Ainda segundo a pasta, desde a implementação da medida, em junho do ano passado, cerca de 1,5 mil detentos beneficiados foram presos pela Polícia Militar por descumprimento das regras impostas pelo Poder Judiciário, dos quais 119 foram flagrados cometendo novos crimes.
“A medida contribuiu para a redução dos roubos e furtos em cerca de 6 mil ocorrências, durante os dias das últimas quatro saídas temporárias (junho, setembro e dezembro de 2023, e março de 2024), o que demonstra a efetividade do combate à impunidade promovida pela atual gestão”, afirmou.
O Tribunal de Justiça de São Paulo informou que não cabe ao tribunal comentar o teor do relatório da Defensoria.
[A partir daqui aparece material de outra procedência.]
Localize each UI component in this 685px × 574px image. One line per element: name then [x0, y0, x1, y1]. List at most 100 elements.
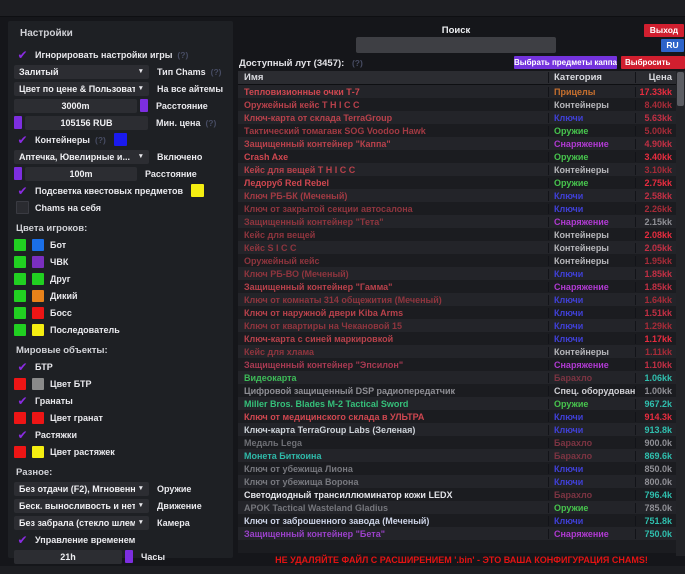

Sobre a saída temporária, o TJSP informa que os procedimentos são regulamentados pela Portaria nº 02/19 do Departamento Estadual de Execução Criminal e, no artigo 7º, parágrafo 2º, é prevista a possibilidade de recondução ao presídios, pelas Polícias Civil e Militar, do sentenciado flagrado em descumprimento das condições estabelecidas no “caput” do mesmo artigo.
Cita ainda que o artigo 125 da Lei de Execuções Penais prevê que “o benefício será automaticamente revogado quando o condenado praticar fato definido como doloso, for punido por falta grave, desatender às condições impostas na autorização ou revelar baixo grau de aproveitamento do curso”, isso no caso de detento liberado para estudar.
Ainda segundo a nota, quando há recondução do sentenciado, o caso é necessariamente analisado pelo juiz do processo, que verifica se houve ou não descumprimento das condições, com as consequências legais no cumprimento da pena. Havendo discordância da decisão, as partes podem interpor recurso.